В приемном покое Штирлиц предъявил жетон СД и прошел в палату, где лежала Кэт. Когда она увидела его, глаза ее широко раскрылись, в них сразу появились слезы, и она потянулась к Штирлицу, но он, опасаясь диктофонов, торопливо сказал:

— Фрау Кин, собирайтесь. Вы проиграли, а разведчику надо уметь достойно проигрывать. Я знаю, вы станете отпираться, но это глупо. Нами перехвачено сорок ваших шифровок. Сейчас вам принесут одежду, и вы поедете со мной. Я гарантирую жизнь вам и вашему ребенку, если вы станете сотрудничать с нами. Я ничего не могу вам гарантировать, если вы будете упорствовать.

Штирлиц дождался, пока санитарка принесла ее костюм, пальто и туфли. Кэт сказала, принимая условия его. игры:

— Может быть, вы выйдете, пока я буду одеваться?

— Нет, я не выйду, — ответил Штирлиц. — Я отвернусь и буду продолжать говорить, а вы будете думать, что мне ответить.

— Я ничего не буду вам отвечать, — сказала Кэт, — мне нечего отвечать вам. Я не понимаю, что произошло, я еще очень слаба, и я думаю, это недоразумение разъяснится. Мой муж — офицер, инвалид войны.

Странную радость испытывала сейчас Кэт. Она видела своего, она верила, что теперь, как бы ни были сложны испытания, самое страшное — одиночество — позади.

— Бросьте, — перебил ее Штирлиц, — ваш передатчик у нас, радиограммы тоже у нас, они расшифрованы, это — доказательства, которые невозможно опровергнуть. От вас потребуется только одно: ваше согласие на совместную с нами работу. И я вам советую, — сказал он, обернувшись, всячески показывая ей глазами и лицом своим, что он говорит ей нечто очень важное, к чему надо прислушаться, — согласиться с моим предложением и, во-первых, рассказать все, что вам известно, пусть даже вам известно очень немногое, а во-вторых, принять мое предложение и начать — незамедлительно, в течение этих двух-трех дней, — начать работать на нас.

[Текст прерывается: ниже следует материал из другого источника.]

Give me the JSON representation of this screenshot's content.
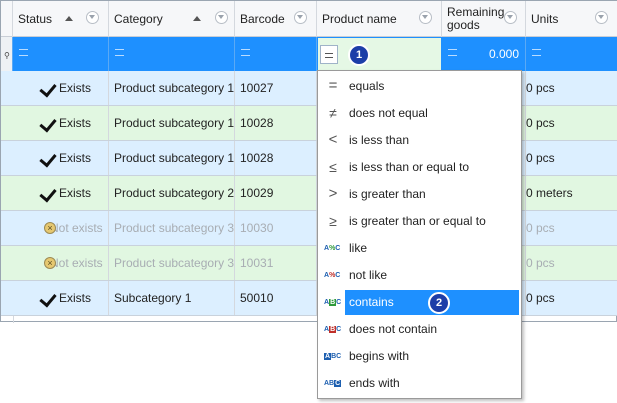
{
  "columns": [
    {
      "label": "Status"
    },
    {
      "label": "Category"
    },
    {
      "label": "Barcode"
    },
    {
      "label": "Product name"
    },
    {
      "label": "Remaining goods"
    },
    {
      "label": "Units"
    }
  ],
  "filter_row": {
    "product_name_marker": "1",
    "remaining_value": "0.000"
  },
  "rows": [
    {
      "status": "Exists",
      "category": "Product subcategory 1",
      "barcode": "10027",
      "units": "0 pcs",
      "exists": true
    },
    {
      "status": "Exists",
      "category": "Product subcategory 1",
      "barcode": "10028",
      "units": "0 pcs",
      "exists": true
    },
    {
      "status": "Exists",
      "category": "Product subcategory 1",
      "barcode": "10028",
      "units": "0 pcs",
      "exists": true
    },
    {
      "status": "Exists",
      "category": "Product subcategory 2",
      "barcode": "10029",
      "units": "0 meters",
      "exists": true
    },
    {
      "status": "Not exists",
      "category": "Product subcategory 3",
      "barcode": "10030",
      "units": "0 pcs",
      "exists": false
    },
    {
      "status": "Not exists",
      "category": "Product subcategory 3",
      "barcode": "10031",
      "units": "0 pcs",
      "exists": false
    },
    {
      "status": "Exists",
      "category": "Subcategory 1",
      "barcode": "50010",
      "units": "0 pcs",
      "exists": true
    }
  ],
  "menu": {
    "items": [
      {
        "label": "equals",
        "icon": "equals-icon"
      },
      {
        "label": "does not equal",
        "icon": "not-equal-icon"
      },
      {
        "label": "is less than",
        "icon": "less-than-icon"
      },
      {
        "label": "is less than or equal to",
        "icon": "less-equal-icon"
      },
      {
        "label": "is greater than",
        "icon": "greater-than-icon"
      },
      {
        "label": "is greater than or equal to",
        "icon": "greater-equal-icon"
      },
      {
        "label": "like",
        "icon": "like-icon"
      },
      {
        "label": "not like",
        "icon": "not-like-icon"
      },
      {
        "label": "contains",
        "icon": "contains-icon"
      },
      {
        "label": "does not contain",
        "icon": "does-not-contain-icon"
      },
      {
        "label": "begins with",
        "icon": "begins-with-icon"
      },
      {
        "label": "ends with",
        "icon": "ends-with-icon"
      }
    ],
    "selected_index": 8,
    "selected_marker": "2"
  },
  "icon_glyphs": {
    "like": "A%C",
    "not_like": "A%C",
    "abc": "ABC"
  },
  "colors": {
    "selection": "#1e90ff",
    "row_blue": "#dcefff",
    "row_green": "#e1f7e1",
    "badge": "#1d3ea8"
  }
}
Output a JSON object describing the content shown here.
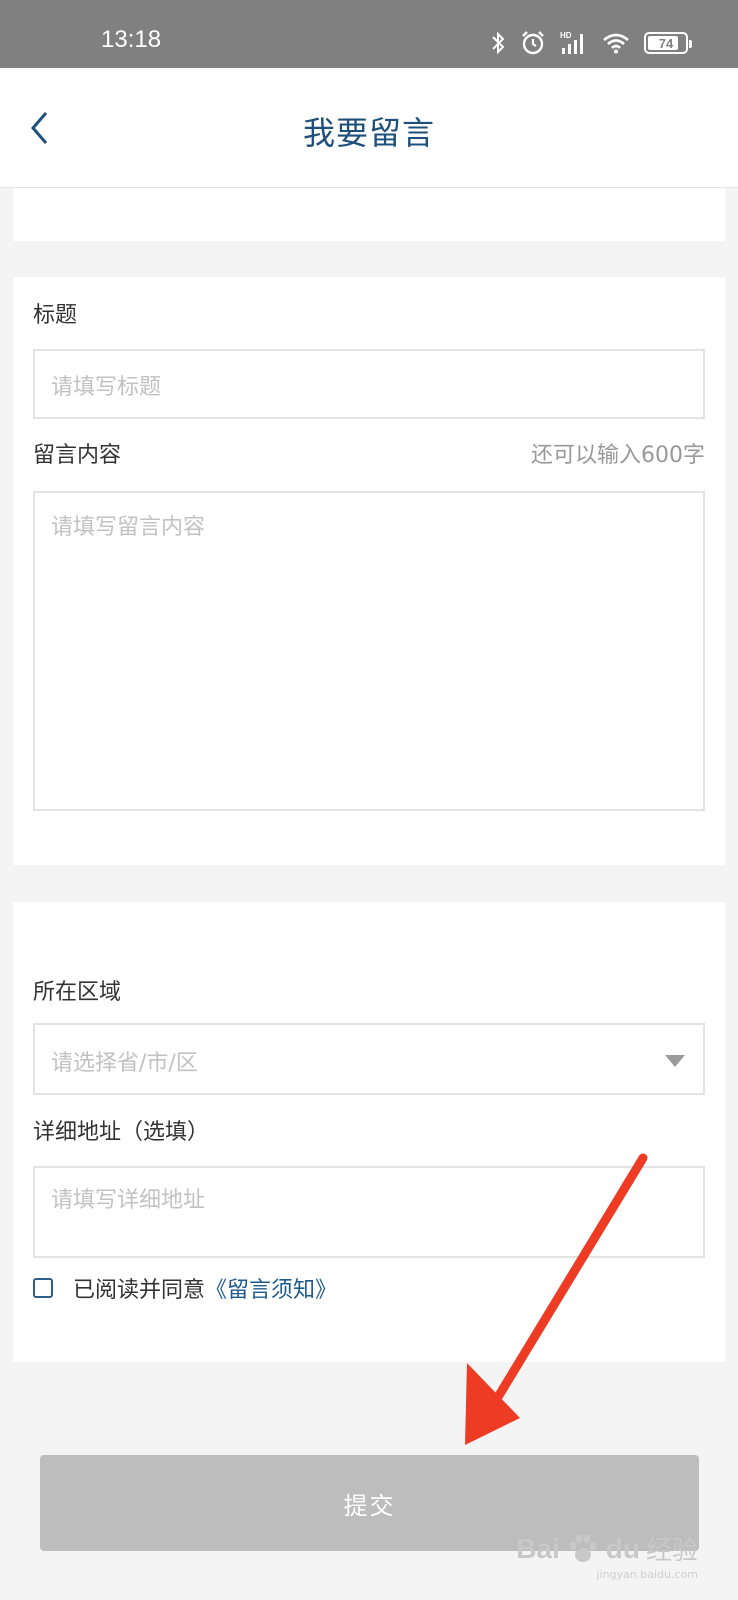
{
  "status_bar": {
    "time": "13:18",
    "battery": "74",
    "icons": [
      "bluetooth-icon",
      "alarm-icon",
      "hd-signal-icon",
      "wifi-icon",
      "battery-icon"
    ]
  },
  "header": {
    "title": "我要留言",
    "back_icon": "chevron-left-icon"
  },
  "form": {
    "title_label": "标题",
    "title_placeholder": "请填写标题",
    "content_label": "留言内容",
    "content_counter": "还可以输入600字",
    "content_placeholder": "请填写留言内容",
    "region_label": "所在区域",
    "region_placeholder": "请选择省/市/区",
    "address_label": "详细地址（选填）",
    "address_placeholder": "请填写详细地址",
    "agree_text": "已阅读并同意",
    "agree_link": "《留言须知》",
    "checkbox_checked": false
  },
  "submit_label": "提交",
  "colors": {
    "status_bar": "#808080",
    "title": "#1f4f7b",
    "link": "#1f5a8c",
    "button_disabled": "#bdbdbd",
    "annotation_arrow": "#ee3b24"
  },
  "watermark": {
    "brand": "Bai",
    "brand_suffix": "du",
    "cn": "经验",
    "url": "jingyan.baidu.com"
  }
}
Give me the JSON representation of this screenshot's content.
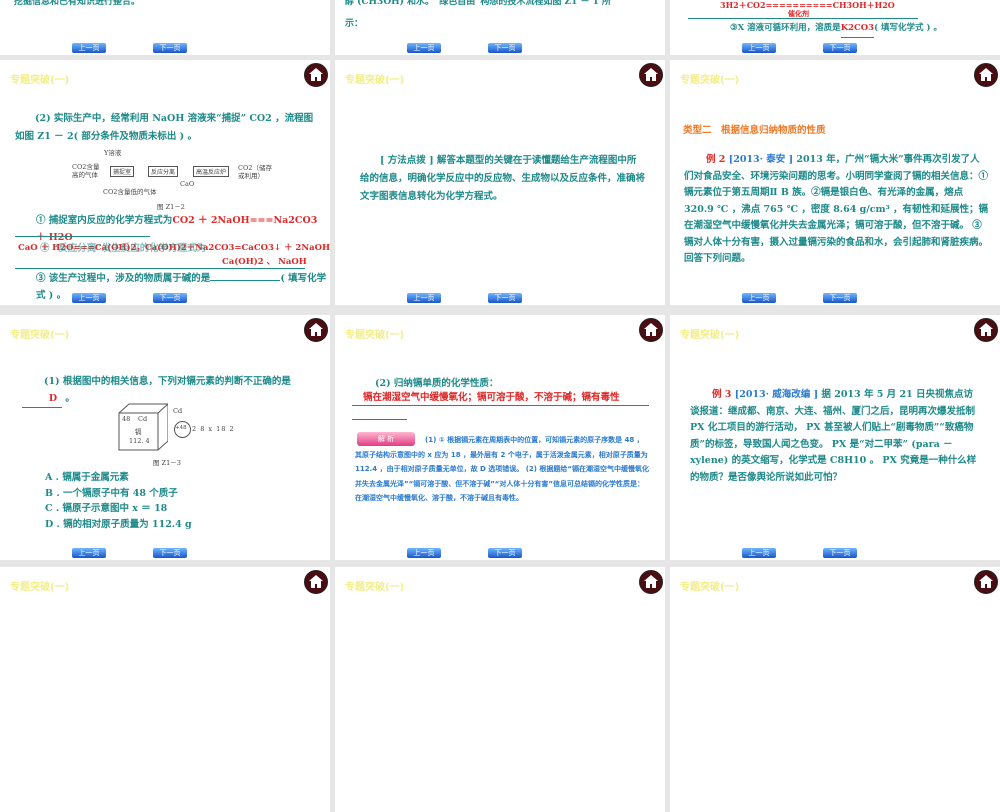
{
  "header": "专题突破(一)",
  "nav": {
    "prev": "上一页",
    "next": "下一页"
  },
  "top_row": {
    "s1": "挖掘信息和已有知识进行整合。",
    "s2_line1": "醇 (CH3OH) 和水。“绿色自由”构想的技术流程如图 Z1 － 1 所",
    "s2_line2": "示：",
    "s3_eq": "3H2＋CO2==========CH3OH＋H2O",
    "s3_cat": "催化剂",
    "s3_q": "③X 溶液可循环利用，溶质是",
    "s3_ans": "K2CO3",
    "s3_tail": "( 填写化学式 ) 。"
  },
  "slide_a": {
    "intro": "(2) 实际生产中，经常利用 NaOH 溶液来“捕捉” CO2 ，流程图如图 Z1 － 2( 部分条件及物质未标出 ) 。",
    "fig": {
      "y": "Y溶液",
      "in": "CO2含量高的气体",
      "b1": "捕捉室",
      "b2": "反应分离",
      "b3": "高温反应炉",
      "out": "CO2（储存或利用）",
      "cao": "CaO",
      "low": "CO2含量低的气体",
      "caption": "图 Z1－2"
    },
    "q1": "① 捕捉室内反应的化学方程式为",
    "a1": "CO2 ＋ 2NaOH===Na2CO3 ＋ H2O",
    "q2": "② “反应分离”发生反应的化学方程式为",
    "a2": "CaO ＋ H2O===Ca(OH)2，Ca(OH)2＋Na2CO3=CaCO3↓ ＋ 2NaOH",
    "q3": "③ 该生产过程中，涉及的物质属于碱的是",
    "a3": "Ca(OH)2 、 NaOH",
    "q3tail": "( 填写化学式 ) 。"
  },
  "slide_b": {
    "text": "[ 方法点拨 ] 解答本题型的关键在于读懂题给生产流程图中所给的信息，明确化学反应中的反应物、生成物以及反应条件，准确将文字图表信息转化为化学方程式。"
  },
  "slide_c": {
    "title": "类型二　根据信息归纳物质的性质",
    "label": "例 2",
    "source": "[2013· 泰安 ]",
    "text": "2013 年，广州“镉大米”事件再次引发了人们对食品安全、环境污染问题的思考。小明同学查阅了镉的相关信息：①镉元素位于第五周期Ⅱ B 族。②镉是银白色、有光泽的金属，熔点 320.9 ℃ ，沸点 765 ℃ ，密度 8.64 g/cm³ ，有韧性和延展性；镉在潮湿空气中缓慢氧化并失去金属光泽；镉可溶于酸，但不溶于碱。 ③镉对人体十分有害，摄入过量镉污染的食品和水，会引起肺和肾脏疾病。回答下列问题。"
  },
  "slide_d": {
    "q": "(1) 根据图中的相关信息，下列对镉元素的判断不正确的是",
    "ans": "D",
    "fig": {
      "num": "48",
      "sym": "Cd",
      "name": "镉",
      "mass": "112. 4",
      "atom": "+48",
      "shells": "2 8 x 18 2",
      "caption": "图 Z1－3"
    },
    "options": [
      "A . 镉属于金属元素",
      "B . 一个镉原子中有 48 个质子",
      "C . 镉原子示意图中 x ＝ 18",
      "D . 镉的相对原子质量为 112.4 g"
    ]
  },
  "slide_e": {
    "q": "(2) 归纳镉单质的化学性质：",
    "ans": "镉在潮湿空气中缓慢氧化；镉可溶于酸，不溶于碱；镉有毒性",
    "tag": "解 析",
    "analysis": "(1) ① 根据镉元素在周期表中的位置，可知镉元素的原子序数是 48 ，其原子结构示意图中的 x 应为 18 ，最外层有 2 个电子，属于活泼金属元素，相对原子质量为 112.4 ，由于相对原子质量无单位，故 D 选项错误。 (2) 根据题给“镉在潮湿空气中缓慢氧化并失去金属光泽”“镉可溶于酸、但不溶于碱”“对人体十分有害”信息可总结镉的化学性质是：在潮湿空气中缓慢氧化、溶于酸，不溶于碱且有毒性。"
  },
  "slide_f": {
    "label": "例 3",
    "source": "[2013· 威海改编 ]",
    "text": "据 2013 年 5 月 21 日央视焦点访谈报道：继成都、南京、大连、福州、厦门之后，昆明再次爆发抵制 PX 化工项目的游行活动， PX 甚至被人们贴上“剧毒物质”“致癌物质”的标签，导致国人闻之色变。 PX 是“对二甲苯” (para － xylene) 的英文缩写，化学式是 C8H10 。 PX 究竟是一种什么样的物质？是否像舆论所说如此可怕？"
  }
}
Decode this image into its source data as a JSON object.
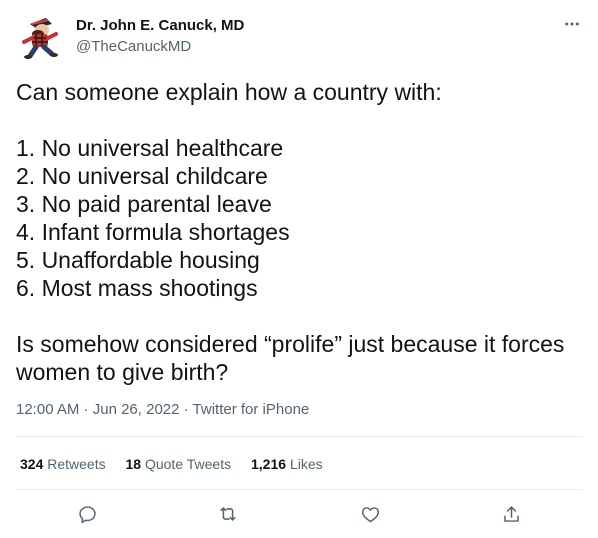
{
  "author": {
    "display_name": "Dr. John E. Canuck, MD",
    "handle": "@TheCanuckMD",
    "avatar_icon": "cartoon-character-avatar"
  },
  "tweet": {
    "intro": "Can someone explain how a country with:",
    "list": [
      "1. No universal healthcare",
      "2. No universal childcare",
      "3. No paid parental leave",
      "4. Infant formula shortages",
      "5. Unaffordable housing",
      "6. Most mass shootings"
    ],
    "closing_line1": "Is somehow considered “prolife” just because it forces",
    "closing_line2": "women to give birth?"
  },
  "meta": {
    "time": "12:00 AM",
    "sep1": " · ",
    "date": "Jun 26, 2022",
    "sep2": " · ",
    "source": "Twitter for iPhone"
  },
  "stats": {
    "retweets_count": "324",
    "retweets_label": "Retweets",
    "quotes_count": "18",
    "quotes_label": "Quote Tweets",
    "likes_count": "1,216",
    "likes_label": "Likes"
  },
  "icons": {
    "more": "more-horizontal-icon",
    "reply": "reply-icon",
    "retweet": "retweet-icon",
    "like": "heart-icon",
    "share": "share-icon"
  },
  "colors": {
    "text": "#0f1419",
    "secondary": "#536471",
    "divider": "#e6ecf0"
  }
}
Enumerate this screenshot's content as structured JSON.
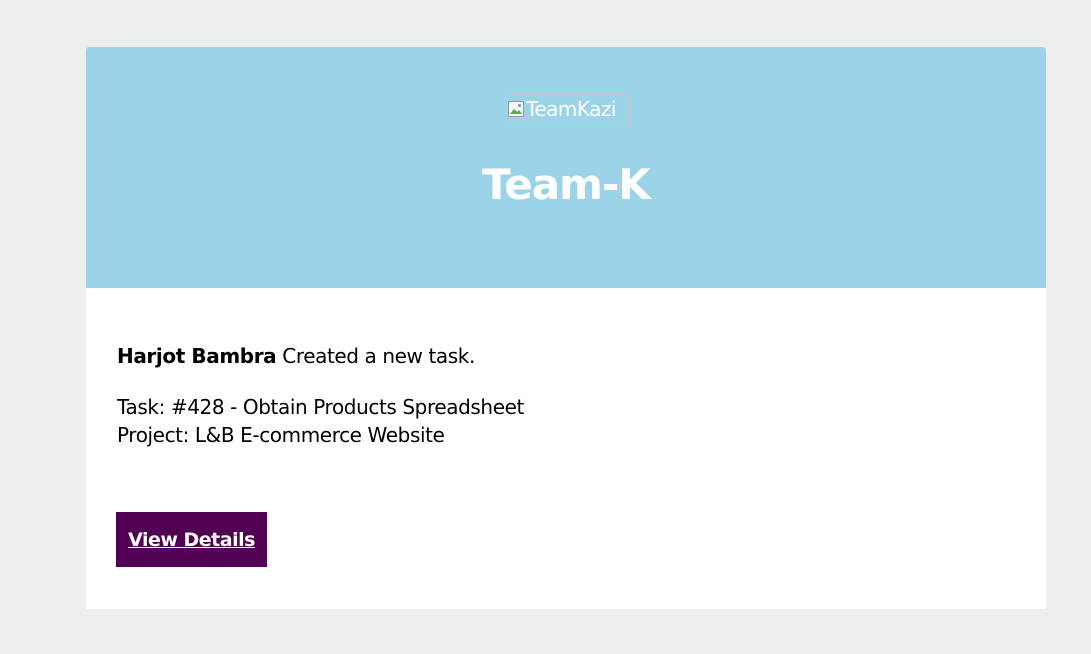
{
  "header": {
    "logo_alt": "TeamKazi",
    "logo_icon": "broken-image-icon",
    "brand_title": "Team-K",
    "background_color": "#9bd4e9"
  },
  "notification": {
    "actor_name": "Harjot Bambra",
    "action_text": "Created a new task.",
    "task_line": "Task: #428 - Obtain Products Spreadsheet",
    "project_line": "Project: L&B E-commerce Website"
  },
  "cta": {
    "label": "View Details",
    "background_color": "#520054"
  }
}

Он понимал, что о самом главном он мог говорить только в коридоре. Но понять это самое главное Кэт могла, выслушав его здесь. У него оставалось минуты две на проход по коридору, он подсчитал для себя время, поднимаясь в палату.

Санитарка принесла ребенка и сказала:

— Дитя готово…

Штирлиц внутренне сжался: и не столько потому, что маленький человечек сейчас должен будет ехать в гестапо, в тюрьму, в неизвестность, но оттого, что женщина, живой человек, тоже, вероятно, мать, сказала спокойным, ровным голосом: «Дитя готово…»

— Вам тяжело нести ребенка, — сказала санитарка, — я отнесу его в машину.